We spoke to expert Emma Rose, nutritionist for Fresh Fitness Food, London’s premium provider of bespoke nutrition plans for fitness enthusiasts, athletes and busy professionals, for her advice on matching your nutrition to your training goals…
What should you eat?
When training for a marathon, it’s important to fuel your body with whole-grain sources of high quality carbohydrate, such as quinoa, rice, whole wheat pasta. Carbohydrate is stored in small quantities in the body in the muscles and liver as glycogen, which is then used as energy for the muscles during training sessions, so it’s important to have an adequate intake and keep these levels topped up.
Protein requirements also increase, in order to facilitate muscle recovery. Choose sources such as lean meats (grass-fed beef, skinless chicken breast, roast turkey), fish (tuna, and salmon in particular), eggs and dairy.
The correct amount of protein will help faster recovery and allow you to train harder on workout days by repairing and growing lean muscle. For optimal recovery eat between 1.2 – 1.7g of protein per kg of body weight — however the right amount within this range can be assessed and adjusted if necessary.
What to eat pre-training
Try to focus on smaller carbohydrate snacks that have a fairly high glycemic index score (GI). A food’s GI measure is relative to how quickly it is digested and broken down into glucose, so high-GI foods are absorbed faster and less strain is placed on the gut.
What to eat post-training
Your post training meal needs to include both protein and carb — both are essential for recovery after training. The carb component replenishes glycogen stores and the protein is vital for the growth and repair of muscle tissue.

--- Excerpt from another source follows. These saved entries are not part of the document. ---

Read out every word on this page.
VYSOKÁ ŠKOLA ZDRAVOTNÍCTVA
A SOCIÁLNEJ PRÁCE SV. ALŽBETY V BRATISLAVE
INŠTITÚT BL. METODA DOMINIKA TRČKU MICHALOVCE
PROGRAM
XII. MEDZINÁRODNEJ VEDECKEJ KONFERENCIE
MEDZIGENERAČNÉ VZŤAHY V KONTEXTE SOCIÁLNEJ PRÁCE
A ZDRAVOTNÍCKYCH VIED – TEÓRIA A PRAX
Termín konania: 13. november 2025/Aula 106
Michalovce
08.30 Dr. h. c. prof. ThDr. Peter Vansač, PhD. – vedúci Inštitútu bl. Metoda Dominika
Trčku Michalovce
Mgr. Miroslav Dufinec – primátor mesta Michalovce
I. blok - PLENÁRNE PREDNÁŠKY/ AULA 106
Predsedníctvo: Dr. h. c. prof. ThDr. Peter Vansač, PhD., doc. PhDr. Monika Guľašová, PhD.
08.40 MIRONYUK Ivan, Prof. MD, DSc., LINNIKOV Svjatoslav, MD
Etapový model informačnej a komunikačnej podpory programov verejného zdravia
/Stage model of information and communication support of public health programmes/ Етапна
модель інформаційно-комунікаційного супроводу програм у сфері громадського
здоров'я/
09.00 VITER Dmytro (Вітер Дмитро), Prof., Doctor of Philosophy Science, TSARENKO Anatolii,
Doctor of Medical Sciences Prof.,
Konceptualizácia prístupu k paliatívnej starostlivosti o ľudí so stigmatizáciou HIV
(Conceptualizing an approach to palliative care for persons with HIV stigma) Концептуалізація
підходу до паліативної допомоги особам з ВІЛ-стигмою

Should you drink while training?
Alcohol is essentially empty calories and devoid of any nutritional value. While training for a marathon it is important to fuel your body with the most nutrient dense foods you can to support all your body systems as heavy training can put stress on the body and impact immunity and recovery. For this reason, it is best to avoid alcohol completely.
On the day…
The morning of your race is the time to top up your glycogen stores and hydrate after a night’s sleep. Eat a meal a good three hours before an event to give your body time to digest. Slow release (low GI) carbs are the best nourishment for your body a few hours before a race, for example wholegrain rice and pasta. Avoid fatty foods that will lie in your stomach, and anything that you’re not used to, this is important to not stress and upset the stomach.
During the race you will need to top up glycogen stores, a guideline is 30-60g per hour — that’s roughly a gel plus a sports drink (containing carbs and electrolytes) every hour.
Your post-race nutrition should include high GI carbs and protein-rich foods to boost your energy, rebuild glycogen stores and repair damaged muscle tissue. The best foods to eat immediately after are easily digested carbs — try a banana, which provides a good supply of carb as well as potassium to prevent muscle cramps, or a drink/smoothie that contains carbs as well as a small amount of protein.